This unexpected transfer hit John quite hard and also his wife and children. The transfer meant that not only was John no longer a member of the specialized canine unit, but that all city-funded equipment, including the dogs, would be turned back to the city for assignment to another officer. John took the transfer hard. When he started his new assignment as a patrol officer, he did so with cynicism and hostility. This was the first time in sixteen years that John did not enjoy going to work and he rapidly grew to hate if. His sick leave increased as did the number of citizen complaints. On more than one occasion John found himself receiving verbal discipline from his watch commander (an officer with whom he attended the police academy sixteen years prior). John’s new lieutenant attempted to perform intervention and supervisory counseling by stating “John, I know that the manner in which you were handled at Special Operations [canine) was maybe not the best way. This is field operations and it’s a new deal over here. I need you as a leader. We have a lot of young cops out here and I’m gonna need your seniority and your leadership.” To this John responded, “Lieutenant, you can count on me being here. I have four years to go until I retire, but don’t count on me for anything else. John’s behavior continued to deteriorate evidenced not only by a lack of adequate investigation for field calls, but also by a general decline in his performance as a police officer.

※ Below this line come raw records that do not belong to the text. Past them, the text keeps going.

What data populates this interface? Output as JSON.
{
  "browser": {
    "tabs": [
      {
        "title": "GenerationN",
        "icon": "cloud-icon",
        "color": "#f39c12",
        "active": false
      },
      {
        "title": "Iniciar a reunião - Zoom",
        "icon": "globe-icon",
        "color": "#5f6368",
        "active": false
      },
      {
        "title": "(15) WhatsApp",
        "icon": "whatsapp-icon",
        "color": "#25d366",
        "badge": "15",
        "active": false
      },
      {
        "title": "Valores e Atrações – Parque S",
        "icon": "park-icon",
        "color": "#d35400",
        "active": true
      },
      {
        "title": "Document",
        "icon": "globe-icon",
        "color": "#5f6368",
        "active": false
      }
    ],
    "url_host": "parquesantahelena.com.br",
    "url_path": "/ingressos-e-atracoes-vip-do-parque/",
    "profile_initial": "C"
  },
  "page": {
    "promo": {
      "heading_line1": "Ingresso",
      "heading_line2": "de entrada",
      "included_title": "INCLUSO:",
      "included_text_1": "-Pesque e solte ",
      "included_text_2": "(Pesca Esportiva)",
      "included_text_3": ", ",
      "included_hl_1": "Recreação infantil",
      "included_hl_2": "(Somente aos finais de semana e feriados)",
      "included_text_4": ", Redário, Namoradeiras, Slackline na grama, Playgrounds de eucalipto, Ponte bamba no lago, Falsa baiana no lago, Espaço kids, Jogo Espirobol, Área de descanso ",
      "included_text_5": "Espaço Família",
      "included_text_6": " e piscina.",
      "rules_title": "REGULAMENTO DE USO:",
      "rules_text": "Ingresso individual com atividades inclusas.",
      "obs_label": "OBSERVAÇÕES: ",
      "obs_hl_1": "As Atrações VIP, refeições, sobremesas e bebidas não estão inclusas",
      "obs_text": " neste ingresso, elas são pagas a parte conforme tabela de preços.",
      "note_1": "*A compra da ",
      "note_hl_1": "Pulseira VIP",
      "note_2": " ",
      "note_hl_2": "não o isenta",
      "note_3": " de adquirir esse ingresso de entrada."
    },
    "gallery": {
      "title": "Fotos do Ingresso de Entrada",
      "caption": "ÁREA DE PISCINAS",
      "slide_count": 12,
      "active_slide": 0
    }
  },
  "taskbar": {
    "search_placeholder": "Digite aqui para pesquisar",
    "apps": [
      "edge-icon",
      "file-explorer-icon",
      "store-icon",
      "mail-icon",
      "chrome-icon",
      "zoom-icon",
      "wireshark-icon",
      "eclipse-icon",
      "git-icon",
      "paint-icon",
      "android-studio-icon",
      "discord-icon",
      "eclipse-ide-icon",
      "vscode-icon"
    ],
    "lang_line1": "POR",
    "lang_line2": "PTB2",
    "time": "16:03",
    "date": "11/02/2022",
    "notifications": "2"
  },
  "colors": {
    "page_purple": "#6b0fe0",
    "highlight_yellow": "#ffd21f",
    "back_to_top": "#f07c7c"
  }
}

While deterioration was taking place at work, John’s family -also was beginning to suffer. His wife and children bounced back from the transfer much sooner than John did. His wife advised John, “You have four years to go here and then we can do what we want to do. Let’s just finish it out.” To which John responded, “I’m not gonna make four years with these assholes.”
Several months after john’s transfer from canine he encountered an old police friend who had retired and become chief of police in a small rural department in the same state. When John and his old friend began commiserating over old times, his friend advised him, “if you come to work for me in my department, you can start working your dog the day you arrive.” John was rather enthusiastic about this job proposition, even though it meant a 40 percent reduction in pay and relocating almost 230 miles away in a small rural community. John’s wife took the news of a potential move with a marked lack of enthusiasm. “John, we’ve lived in this city almost our whole life. Our children were born here. Our parents are here, and our home is almost paid off. Let’s just do four more years with the department then decide what we want to do. I don’t think we can take a 40 percent cut in pay and still make ends meet.”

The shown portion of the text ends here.